Film Society of Lincoln Center
Miles Teller (solda) ve J.K. Simmons Damien Chazelle’in filmi Whiplash‘den bir sahnede.
Festivalin kapanış filmi Birdman or The Unexpected Virtue of Ignorance, çekimi ile en iddialı film. Yönetmen Alejandro G. Iñárritu ve görüntü yönetmeni Emmanuel Lubezki çok uzun çekimlerle sanki film tek bir çekimle yapılmış hissini veren bir tarzda çalışmışlar. Konuştuğum bazı kişilerin sıkıcı ve yorucu bulduğu bu tarz bence festivaldeki en sürükleyici ve en iddialı çekim tarzı. Komedi, drama, kara mizah birbirine geçmiş örgü gibi. Filmi bir kategöriye sokmak zor. Oyuncular, özellikle Michael Keaton ve Edward Norton harika. Ödüller döneminde adından kesinlikle duyacağımız bir film. Eskiden aksiyon film kahramanı ‘birdman’ olarak meşhur olan Riggan Thomson (Michael Keaton) şimdi kendi yazdığı/yönettiği /oynadığı bir tiyatro eserini sahneye koyma cabaları içindedir. Biryerde kendini tekrar ispatlamak çabası dır bu. Kızı (Emma Stone), prodüktörü (Zach Galifianalis) , kız arkadaşı, oyunculardan bazıları (Edward Norton) ve en önemlisi kendisini birzamanlar meşhur eden aksiyon karakteri, ki aynı zamanda kendi egosu, Birdman o’na karşıdır. Sanki Riggan akıntıya karşı kürek çekmektedir. Ama devam eder kürek çekmeğe. Takii….
Whiplash iki iddialı insanın hikayesi: Önemli bir muzik akademisinde jaz davulcusu olmak için okuyan Andrew (Miles Teller) ile müzisyen ve ögretmen Fletcher (J.K. Simmons) mükemmellik adına acımasız ilişkilerinin hikayesi. Ve filmde ikiside mükemmel bir oyun verir. Konu bir yerde yönetmen Damien Chazelle’in kendi hatıralarına dayanan bir hikaye imiş.

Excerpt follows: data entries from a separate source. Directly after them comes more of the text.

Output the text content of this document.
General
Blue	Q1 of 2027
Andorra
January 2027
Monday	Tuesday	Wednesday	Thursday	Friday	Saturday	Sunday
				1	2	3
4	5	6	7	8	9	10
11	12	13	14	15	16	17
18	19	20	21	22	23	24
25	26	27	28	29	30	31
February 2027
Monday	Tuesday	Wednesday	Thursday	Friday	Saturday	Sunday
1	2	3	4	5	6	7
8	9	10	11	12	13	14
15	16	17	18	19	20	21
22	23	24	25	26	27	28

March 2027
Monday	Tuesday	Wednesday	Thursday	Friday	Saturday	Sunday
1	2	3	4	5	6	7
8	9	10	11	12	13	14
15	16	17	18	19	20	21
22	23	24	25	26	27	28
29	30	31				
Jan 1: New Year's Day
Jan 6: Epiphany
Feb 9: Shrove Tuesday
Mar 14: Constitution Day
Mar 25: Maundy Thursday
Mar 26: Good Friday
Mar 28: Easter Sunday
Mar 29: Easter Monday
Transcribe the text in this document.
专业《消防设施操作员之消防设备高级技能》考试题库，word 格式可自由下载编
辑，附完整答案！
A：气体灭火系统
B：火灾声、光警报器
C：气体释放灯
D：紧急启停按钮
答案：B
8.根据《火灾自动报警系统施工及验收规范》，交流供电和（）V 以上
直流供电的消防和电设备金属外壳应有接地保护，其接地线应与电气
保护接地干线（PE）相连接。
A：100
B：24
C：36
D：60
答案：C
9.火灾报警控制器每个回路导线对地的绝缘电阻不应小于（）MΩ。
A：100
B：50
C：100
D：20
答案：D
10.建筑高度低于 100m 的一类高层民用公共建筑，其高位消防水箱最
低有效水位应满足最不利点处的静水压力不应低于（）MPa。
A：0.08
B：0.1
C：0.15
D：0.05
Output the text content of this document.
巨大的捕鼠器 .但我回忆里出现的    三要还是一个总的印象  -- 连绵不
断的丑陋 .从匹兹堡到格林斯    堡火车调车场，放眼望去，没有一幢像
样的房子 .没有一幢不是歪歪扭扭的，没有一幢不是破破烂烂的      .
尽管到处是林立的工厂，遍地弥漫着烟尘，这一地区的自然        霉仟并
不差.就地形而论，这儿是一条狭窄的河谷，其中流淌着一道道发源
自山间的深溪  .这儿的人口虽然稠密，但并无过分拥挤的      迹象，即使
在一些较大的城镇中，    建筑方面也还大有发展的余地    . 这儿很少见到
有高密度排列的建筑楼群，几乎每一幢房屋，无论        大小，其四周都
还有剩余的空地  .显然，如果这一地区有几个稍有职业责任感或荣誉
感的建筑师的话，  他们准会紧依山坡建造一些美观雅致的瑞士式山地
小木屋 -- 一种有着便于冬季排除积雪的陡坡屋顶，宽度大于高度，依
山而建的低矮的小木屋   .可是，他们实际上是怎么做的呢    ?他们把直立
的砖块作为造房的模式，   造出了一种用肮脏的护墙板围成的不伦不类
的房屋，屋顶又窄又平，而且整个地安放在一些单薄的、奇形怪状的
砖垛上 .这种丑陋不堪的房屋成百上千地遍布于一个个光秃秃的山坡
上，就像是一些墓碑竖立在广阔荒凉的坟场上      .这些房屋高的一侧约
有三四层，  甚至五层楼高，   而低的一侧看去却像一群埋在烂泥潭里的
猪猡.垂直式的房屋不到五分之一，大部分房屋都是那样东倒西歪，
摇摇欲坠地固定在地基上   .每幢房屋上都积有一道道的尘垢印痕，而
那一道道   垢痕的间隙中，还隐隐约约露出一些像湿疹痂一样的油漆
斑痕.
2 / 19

Foxcatcher festivaldeki biyografi kapsamındaki öbür film. Bu kez güreşi seven zengin John E. du Pond’un (Steve Carell) Olimpiyat altın medal sahibi iki güreşci kardeş Mark Schultz (Channing Tatum) ve ağabeyi Dave’in (Mark Ruffalo) ilişkisini anlatır. Steve Carell makyajla inanılmaz derecede değişen Steve Carell, annesinden (Vanessa Redgrave) çekinen, pek sevilmeyen çok zengin John E. du Pond’u canlandırır. Güreşi çok seven du Pond, Dünya Güreş Şampiyonluğunda ve Olimpiyat’larda yarışmak için “Foxcather Takımı” ni kurmak amacıyla iki kardeşi yanına alır. Ama evdeki hesap çarşıya uymaz ve sağlık açıdan son derece dengeli olmayan du Pond’la ilişkiler beklenmedik şekilde değişir.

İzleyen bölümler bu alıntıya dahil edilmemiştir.